Fragile Things: Short Fictions and Wonders

Reviewed: February 10, 2009
By: Neil Gaiman
Publisher: HarperCollins
360 pages, $33.95

Short story collections are, I am told, notoriously hard to sell to publishers. With this second collection, Neil Gaiman joins Stephen King in managing the trick with relative ease. Perhaps he goes one better in that his publishers allow him to include poetry among the prose.

Gaiman has been very busy of late. On film he was recently responsible for Stardust and Beowulf, and the stop-motion animated adaptation of his young adult novel Coraline, is currently making waves in the movie review columns. Apparently this story will also be migrating to Broadway as a stage musical.

To top it all off, his most recent YA novel, The Graveyard Book, was just given the Newberry Award for childrens’ literature, which means that Gaiman’s work will now be added to every school and public library that he hasn’t already invaded. He was interviewed about that on “Q” last week and that audio file can still be accessed on CBC’s website.

Like King, Gaiman has made it his habit to address his constant readsers in lengthy introductions that explain the origins of the stories and how they deviated from what he had in mind in the first place. This book, for instance, had the unwieldy working title of These People Ought to Know Who We Are and Tell That We Were Here, which got changed, thank goodness.
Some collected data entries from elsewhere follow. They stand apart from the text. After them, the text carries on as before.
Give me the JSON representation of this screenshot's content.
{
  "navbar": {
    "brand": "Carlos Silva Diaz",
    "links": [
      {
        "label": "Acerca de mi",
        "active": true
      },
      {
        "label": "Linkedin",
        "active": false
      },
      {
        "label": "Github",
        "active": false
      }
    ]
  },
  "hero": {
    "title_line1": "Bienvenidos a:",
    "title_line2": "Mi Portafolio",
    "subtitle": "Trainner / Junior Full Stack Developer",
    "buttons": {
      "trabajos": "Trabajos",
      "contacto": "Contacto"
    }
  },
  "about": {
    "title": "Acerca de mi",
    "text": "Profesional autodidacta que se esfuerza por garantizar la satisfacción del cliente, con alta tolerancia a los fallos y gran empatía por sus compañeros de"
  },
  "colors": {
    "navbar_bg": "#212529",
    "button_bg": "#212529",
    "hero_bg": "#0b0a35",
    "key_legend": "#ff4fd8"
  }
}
What the introduction tells us is that this writer, who produces everything from comic books to screenplays and novels, is fascinated by the process of creation and continues to tease both his readers and himself.

“Stories, like people and butterflies and songbirds; eggs and human hearts and dreams, are also fragile things. made up of nothing stronger or more lasting than twenty-six letters and a handful of punctuation marks. Or they are words on the air, composed of sounds and ideas - abstract, invisible, gone once they’ve been spoken - and what could be more frail than that.?”

While I enjoyed the entire collection, I will use this space to comment on three stories I particularly liked. Gaiman is influenced by many writers and in the case of “A Study in Emerald” he gave us a perfect blend of the works of Arthur Conan Doyle and H.P. Lovecraft, a kind of reverse Sherlock Holmes story which won him a Hugo Award in 2004.

The second story is “The Problem of Susan,” which deals wth his own frustration over C.S. Lewis’s disposal of the elder of the girls in the quartet of children who originally visited Narnia. I don’t happen to agree with Gaiman’s take on this, but it was still an interesting piece.

The final story I’ll mention here is “The Monarch of the Glen” which is a continuation of the adventures of the man called Shadow from Gaiman’s own novel American Gods, as well as being yet another take on the Beowulf legend. He notes that it got written partly because he had finished the script for the Beowulf movie and that that project looked, for a time, as if it wasn’t going to be produced. At 60 pages, it is the longest piece in the book and is more properly labeled a novella.

If you’ve been wondering about Gaiman’s work, since his name has been so prominent lately, this collection will give you a good introduction.

By the way, there are two paperback editions of this book in print, either one half the price of this hardcover, so you might want to spend your money there instead.